I had asked Trace to teach me to cook because, well, I could use the lessons but more I wanted to share with him his love of cooking. I followed him into the bedroom and leaned up against the doorjamb. I had intended to answer him but then I got distracted as I watched him put the box away. His t-shirt was pulled tight so, as he stretched, the muscles of his back were outlined under the cotton. The fabric was pulling a bit from the waist of his jeans and that small flash of skin had my mouth going dry. It was surprise on his face when he turned to see me standing there but when he realized I was drooling a wicked gleam came into those eyes.
He started towards me, slowly and deliberately, and then he stopped before he reached for the back of his shirt and pulled it forward over his head. I was like a junkie and Trace was my drug.
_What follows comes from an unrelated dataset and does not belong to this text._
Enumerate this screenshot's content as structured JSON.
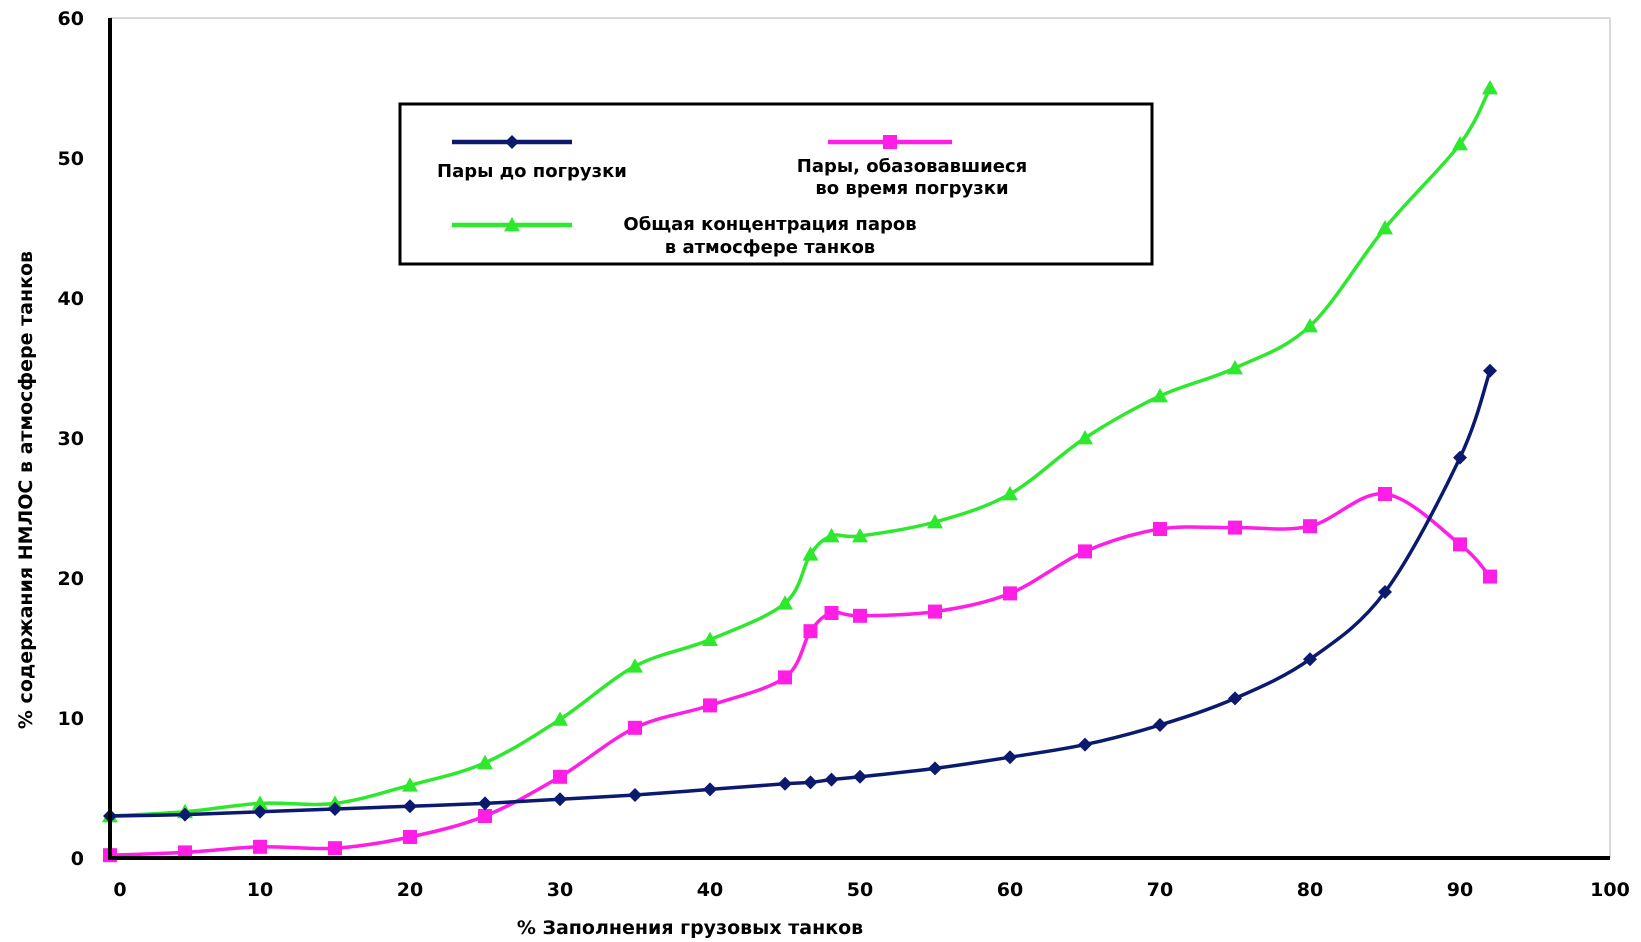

I had no will power when it came to him. He was like my life-size cake-pop and then I noticed the bandage over his left pectoral. Desire gave way to concern as I lifted my hand to touch the bandage.
"What happened?"
He was smiling at me, which I thought was an odd reaction to a wound, but then understanding slowly started penetrating my fuzzy brain as I echoed the words he had said to me once upon a time.
"What have you done?"
He said nothing as he reached up and removed the bandage. I just stared as love, and something feeling remarkably like possession, filled me. The tattoo was of a silver skeleton key. The bow was delicately ornate and along the blade my name was worked into the design but the best part was that the tattoo was situated so that it rested over his heart. My eyes filled with tears as I reached out and touched it and I understood what he felt when he first saw my tattoo.